This event report is based on a webcast discussion on “Comprehensive Data Governance: Evolution, Challenges, and the Way Forward for Policy” by Prof. Susan Ariel Aaronson. The event is organized by the Generation Alpha Data Center (GenAlphaDC) at IMPRI Impact and Policy Research Institute, New Delhi.
The distinguished speaker was Prof Susan Ariel Aaronson, Research Professor of International Affairs, and Director, Digital Trade and Data Governance Hub, Elliott School of International Affairs, The George Washington University, Washington, DC, USA. Discussant was Ms. Urvashi Prasad, Director, Development Monitoring and Evaluation Office (DMEO), NITI Aayog
Introduction and Opening Remarks

The Web Policy Talk session on the topic of Comprehensive Data Governance was initiated by Mahima Kapoor where she went on to introduce Dr Susan Ariel Aaronson and opened the floor for her detailed presentation. The lecture is based on The State of Statistics – #DataDisclosure series where the Current State, Challenges, and the Way Forward were discussed from a policy point of view in the domain of Data Governance.
The Difficulties of Data Governance

Data is the most collected, analyzed, shared, and traded ‘good’ and/or ‘service’ around the world. Therefore, policymakers know how to govern statistical data and proprietary data (such as trade secrets). The collected data has to be governed in a more transparent, equitable, and accountable manner. With the new influx of big data, governance is becoming increasingly difficult with regard to data governance. The Organisation for Economic Co-operation and Development (OECD)defines Data Governance as principles, policies, standards, laws, regulations, and agreements designed to control, manage, share, protect and extract value from various types of data.
Dimensions of a comprehensive approach to Data Governance
In order to have a comprehensive approach to data governance, it is important to be strategic and create plans for the different contexts of data use and reuse. We must also account for the regulatory measures and construct a legal regime around different data types and/ or uses. For example, Personal Data Protection Law, Open Data Law (open by default), Freedom of Information Act, legal right to be protected from automated decision-making, and legal right to data portability.
Fundamentally, we have to be responsible and should think about ethical, trust, and human rights implications of data use and re-use.
In addition, it is necessary to be adaptable for the government as the governing bodies alter institutional structures in response to data-driven transformation. A good way to keep refining the approach is by incorporating feedback mechanisms that incorporate a multi-stakeholder perspective. Lastly, it is also important to regularly participate in the international efforts for establishing effective data governance rules.
India in the context of Data Governance

Based on the current state of global data governance, the United Kingdom had seemed to incorporate more aspects of data governance in their framework. It does not necessarily mean that it’s good, but it is simply that we do not know. That being said, the UK had more of the attributes than any other nation.

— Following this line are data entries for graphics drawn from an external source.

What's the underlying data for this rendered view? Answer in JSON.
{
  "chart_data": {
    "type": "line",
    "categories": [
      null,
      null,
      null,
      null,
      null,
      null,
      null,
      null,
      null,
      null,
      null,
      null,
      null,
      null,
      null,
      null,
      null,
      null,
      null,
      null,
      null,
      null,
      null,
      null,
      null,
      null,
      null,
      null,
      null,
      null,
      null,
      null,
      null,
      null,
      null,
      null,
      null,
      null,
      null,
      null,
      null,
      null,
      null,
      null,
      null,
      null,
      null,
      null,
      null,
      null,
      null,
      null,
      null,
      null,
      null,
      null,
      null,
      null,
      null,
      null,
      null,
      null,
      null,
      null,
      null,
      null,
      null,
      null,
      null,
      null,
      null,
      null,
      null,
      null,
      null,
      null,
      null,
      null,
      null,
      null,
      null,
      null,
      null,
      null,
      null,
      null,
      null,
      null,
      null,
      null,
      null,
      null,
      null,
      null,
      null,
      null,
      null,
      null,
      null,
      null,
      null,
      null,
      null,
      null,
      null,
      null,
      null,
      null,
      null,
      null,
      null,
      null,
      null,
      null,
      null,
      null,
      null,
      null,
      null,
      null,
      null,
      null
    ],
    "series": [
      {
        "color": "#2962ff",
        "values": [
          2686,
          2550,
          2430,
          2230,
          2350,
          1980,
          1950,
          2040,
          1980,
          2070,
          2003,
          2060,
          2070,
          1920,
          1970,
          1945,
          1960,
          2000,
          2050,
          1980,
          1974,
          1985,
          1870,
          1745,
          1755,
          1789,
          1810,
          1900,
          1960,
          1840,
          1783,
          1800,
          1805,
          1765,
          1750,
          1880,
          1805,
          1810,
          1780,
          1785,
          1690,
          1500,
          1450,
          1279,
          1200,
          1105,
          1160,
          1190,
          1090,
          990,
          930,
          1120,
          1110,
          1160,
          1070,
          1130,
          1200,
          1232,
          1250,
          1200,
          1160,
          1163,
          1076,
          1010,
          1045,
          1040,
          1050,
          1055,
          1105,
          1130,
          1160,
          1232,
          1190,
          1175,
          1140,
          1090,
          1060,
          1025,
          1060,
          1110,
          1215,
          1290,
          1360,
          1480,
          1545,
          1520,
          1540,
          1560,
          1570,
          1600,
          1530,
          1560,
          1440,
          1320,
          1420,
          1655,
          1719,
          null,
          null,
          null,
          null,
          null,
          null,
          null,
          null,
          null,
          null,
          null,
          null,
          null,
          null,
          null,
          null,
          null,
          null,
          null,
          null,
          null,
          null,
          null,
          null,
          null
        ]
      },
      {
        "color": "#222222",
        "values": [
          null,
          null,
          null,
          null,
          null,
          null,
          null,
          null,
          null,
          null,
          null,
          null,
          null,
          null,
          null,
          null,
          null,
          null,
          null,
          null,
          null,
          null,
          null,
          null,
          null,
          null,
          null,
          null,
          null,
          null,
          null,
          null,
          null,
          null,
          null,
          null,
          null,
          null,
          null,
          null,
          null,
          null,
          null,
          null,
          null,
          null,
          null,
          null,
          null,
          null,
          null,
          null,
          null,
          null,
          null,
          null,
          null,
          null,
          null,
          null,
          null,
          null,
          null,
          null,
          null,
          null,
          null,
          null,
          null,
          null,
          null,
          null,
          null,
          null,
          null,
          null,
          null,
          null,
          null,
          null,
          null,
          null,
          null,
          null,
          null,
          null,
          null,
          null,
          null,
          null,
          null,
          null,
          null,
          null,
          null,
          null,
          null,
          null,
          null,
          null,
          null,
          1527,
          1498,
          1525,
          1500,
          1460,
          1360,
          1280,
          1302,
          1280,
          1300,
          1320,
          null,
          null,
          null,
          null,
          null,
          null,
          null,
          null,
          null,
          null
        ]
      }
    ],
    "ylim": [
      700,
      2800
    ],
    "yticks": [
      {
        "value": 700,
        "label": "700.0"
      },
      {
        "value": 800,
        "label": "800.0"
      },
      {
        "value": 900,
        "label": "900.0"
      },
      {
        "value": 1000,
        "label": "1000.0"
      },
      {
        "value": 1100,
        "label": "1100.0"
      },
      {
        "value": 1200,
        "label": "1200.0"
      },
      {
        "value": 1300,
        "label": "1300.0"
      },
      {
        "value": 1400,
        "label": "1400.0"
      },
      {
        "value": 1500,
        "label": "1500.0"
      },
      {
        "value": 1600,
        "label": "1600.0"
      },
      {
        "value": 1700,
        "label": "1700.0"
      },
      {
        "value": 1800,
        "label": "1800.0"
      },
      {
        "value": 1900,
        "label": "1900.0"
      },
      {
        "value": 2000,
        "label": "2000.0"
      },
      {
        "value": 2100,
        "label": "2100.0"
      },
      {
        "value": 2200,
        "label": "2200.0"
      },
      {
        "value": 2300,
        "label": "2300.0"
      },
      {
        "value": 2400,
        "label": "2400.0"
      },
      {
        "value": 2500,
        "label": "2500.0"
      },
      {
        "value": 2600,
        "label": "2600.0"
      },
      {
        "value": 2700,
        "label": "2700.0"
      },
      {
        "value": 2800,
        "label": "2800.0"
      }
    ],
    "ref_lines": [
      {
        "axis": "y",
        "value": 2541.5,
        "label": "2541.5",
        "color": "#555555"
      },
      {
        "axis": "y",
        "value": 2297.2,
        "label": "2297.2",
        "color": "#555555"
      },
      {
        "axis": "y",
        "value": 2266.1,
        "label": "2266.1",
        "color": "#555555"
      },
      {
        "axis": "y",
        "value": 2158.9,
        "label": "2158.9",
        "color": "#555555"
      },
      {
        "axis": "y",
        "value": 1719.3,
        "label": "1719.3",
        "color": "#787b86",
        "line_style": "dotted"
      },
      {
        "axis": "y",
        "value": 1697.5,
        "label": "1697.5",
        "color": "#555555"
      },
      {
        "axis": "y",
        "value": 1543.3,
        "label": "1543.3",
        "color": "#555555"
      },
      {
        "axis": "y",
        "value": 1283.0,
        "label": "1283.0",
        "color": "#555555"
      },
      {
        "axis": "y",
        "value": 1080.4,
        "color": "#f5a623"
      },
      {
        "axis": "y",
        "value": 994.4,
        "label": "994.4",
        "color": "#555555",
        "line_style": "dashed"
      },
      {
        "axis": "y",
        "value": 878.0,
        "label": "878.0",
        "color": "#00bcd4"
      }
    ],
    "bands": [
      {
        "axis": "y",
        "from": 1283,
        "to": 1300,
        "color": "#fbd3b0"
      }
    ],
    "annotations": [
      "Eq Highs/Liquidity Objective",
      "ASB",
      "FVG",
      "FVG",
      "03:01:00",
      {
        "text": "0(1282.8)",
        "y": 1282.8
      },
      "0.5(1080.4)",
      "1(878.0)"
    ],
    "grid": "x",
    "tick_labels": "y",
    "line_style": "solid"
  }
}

They have introduced several laws in the recent past including the Freedom of Information Act 2000, Data Protection Act, 2018, and The Data Protection, Privacy and Electronic Communications (EU Exit) Regulation 2020. When comparing to the other nations, India seems to be catching up with the current global standards, but it still has some areas to focus and improve upon.

Currently, the Personal Data Protection Bill in India is still pending. In fact, India was listed amongst the countries with the lowest composite scores of data governance. The scores are based on the dimensions of a comprehensive approach to data governance which states most and the least comprehensive based on the data governance metrics. The scale is out of 100, and the countries are measured and organized based on their overall points.
Essential Takeaways
No one completely knows what comprehensive (or effective) data governance looks like. There is no formal program of data governance capacity building. The policymakers are just beginning to think about the spillover effects of data governance on their economy and on the achievement of other policy goals. As of the current state, there is significant convergence in personal data rules governing the public sector’s use of personal data. There has been a major convergence on the public data governance domain and there have also been some convergences on proprietary data governance.
There has been a significant convergence in trade agreements governing cross-border data flows.
Next Steps
This is only the first iteration and there are future additions that are planned in terms of both the indicators and countries covered. There will also be a website that will be created to showcase dimensions and results by categorized country. These results will be analyzed and compared along with regional, income, and other groupings. Lastly, the feedback mechanisms, indicators of proprietary data governance, measurable impact of data use, and re-use have to be further enhanced and developed.
Closing Remarks
In this final segment, Prof Aaronson answered the questions and points raised by the participants and the audience. The range of questions addressed includes topics such as, what would be an ideal measure of regulation in the domain of data governance when comparing countries like the United Kingdom? How do AI, blockchain, and other technologies enable data analysis and how can it aid in the act of data governance? How can India leverage the data governance architecture to become a thriving digital economy? After answering these questions, Dr Susan Aaronson put forth her closing remarks, upon which the webinar was concluded.
Acknowledgment: Dhimaan Sarkaar, (MS. Business Analytics – Loyola Marymount University, Los Angeles, CA) is a Research Intern at IMPRI.